Significant beat leads to 15% earnings upgrade; Expensive valuations drive Neutral rating
* Britannia Industries (BRIT) has been aided by a confluence of positive factors, such as high in-home consumption (biscuits constitute 82% of sales), reduction in ad spend, decline in material cost, and low promotional spend (owing to strong demand). These are likely to drive the strongest topline growth since FY12 (18.3% in FY21E) and the highest PAT growth since FY16 (38% in FY21E).
* However, this extraordinary earnings growth in FY21 presents a significant hurdle from an FY22/FY23 perspective as none of these factors present a structural positive. Furthermore, material costs could result in high volatility in earnings for BRIT – it has one of the lowest gross margins among peers (40% in FY20).
* While we like the structural story, expensive valuations (47.5x FY22), sustained concerns of elevated group inter-corporate deposits (ICDs) at around INR6b (similar to 4QFY20 when they crossed their own stated threshold of INR5b), and an uncertain earnings outlook beyond FY21 have led us to maintain our Neutral rating.
Strong performance on all fronts, with highest ever margins
* BRIT’s consol. sales increased 26.7% YoY to INR34.2b in 1QFY21 (est.: INR32.9b). Standalone sales grew 24.8% YoY to INR32.3b. Base business volume growth was 21% (our estimate: +19%).
* Consol. EBITDA grew 81.7% YoY to INR7.2b (est.: INR5.5b), consol. PBT rose 81% YoY to INR7.4b (est.: INR5.5b), and consol. adj. PAT increased 105.4% YoY to INR5.4b (est.: INR4.1b).
* The consol. gross margin expanded by 120bp YoY to 41.7%. Management forecast moderate inflation in prices of key raw materials. Lower staff cost (- 50bp YoY) and lower other expenses (-460bp YoY) imply EBITDA margin expansion by 630bp YoY to 21% (highest ever margins).
Highlights from management commentary
* BRIT successfully pursued rural sales (37% of sales) as urban sales slowed to some extent.
* Advertisement and sales promotion (A&SP) spends were rationalized for the quarter; they contributed ~200bp to the 460bp reduction witnessed in other expenses to sales in 1QFY21.
* Group ICDs remain at end-4QFY20 levels (INR6b).
* Capex of INR7b over the next two years (with Dairy capex to be determined and added later) would be significantly higher than the INR2–2.5b annual rate expected earlier.
Valuation and view
* Changes to the model have resulted in a 15.7%/3.3% increase in FY21/FY22 EPS.

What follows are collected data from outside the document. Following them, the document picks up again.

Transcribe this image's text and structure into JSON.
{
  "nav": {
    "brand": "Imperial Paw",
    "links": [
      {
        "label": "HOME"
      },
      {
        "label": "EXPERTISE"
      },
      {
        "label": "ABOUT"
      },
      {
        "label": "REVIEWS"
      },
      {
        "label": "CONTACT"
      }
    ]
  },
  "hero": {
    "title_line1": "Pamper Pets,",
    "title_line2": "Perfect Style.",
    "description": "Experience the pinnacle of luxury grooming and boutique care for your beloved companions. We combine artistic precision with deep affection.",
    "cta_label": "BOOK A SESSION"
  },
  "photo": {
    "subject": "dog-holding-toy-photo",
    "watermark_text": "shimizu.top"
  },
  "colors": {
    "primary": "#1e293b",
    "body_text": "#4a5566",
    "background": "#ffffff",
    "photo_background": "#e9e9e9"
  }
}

* A confluence of positive factors such as: a) high in-home consumption (biscuits constitute 82% of sales), b) reduction in ad spend, c) decline in material cost, and d) low promotional spend (owing to strong demand) are likely to drive the strongest topline growth for BRIT since FY12 (18.3% in FY21E) and the highest PAT growth since FY16 (38% in FY21E).
* However, this extraordinary earnings growth in FY21 also presents a significant hurdle from an FY22/FY23 perspective as none of the above-mentioned factors present a structural positive. Furthermore, material cost could result in high volatility in earnings for BRIT, which has one of the lowest gross margins among peers (40% in FY20).
* We like the structural story, particularly as new category traction has been impressive in FY20 (as highlighted in our AR analysis note). However, we maintain our Neutral rating on account of: (1) expensive valuations at 47.5x FY22, (2) sustained concerns of elevated group ICDs at around INR6b – similar to 4QFY20, when they crossed their own stated threshold of INR5b, (3) an uncertain earnings outlook beyond FY21, and (4) impact on ROCEs going ahead despite very strong earnings growth in FY21 due to increased capex and the continued presence of high cash and debt levels on the books. Our TP of INR3,700 is set at 45x Jun’22 EPS.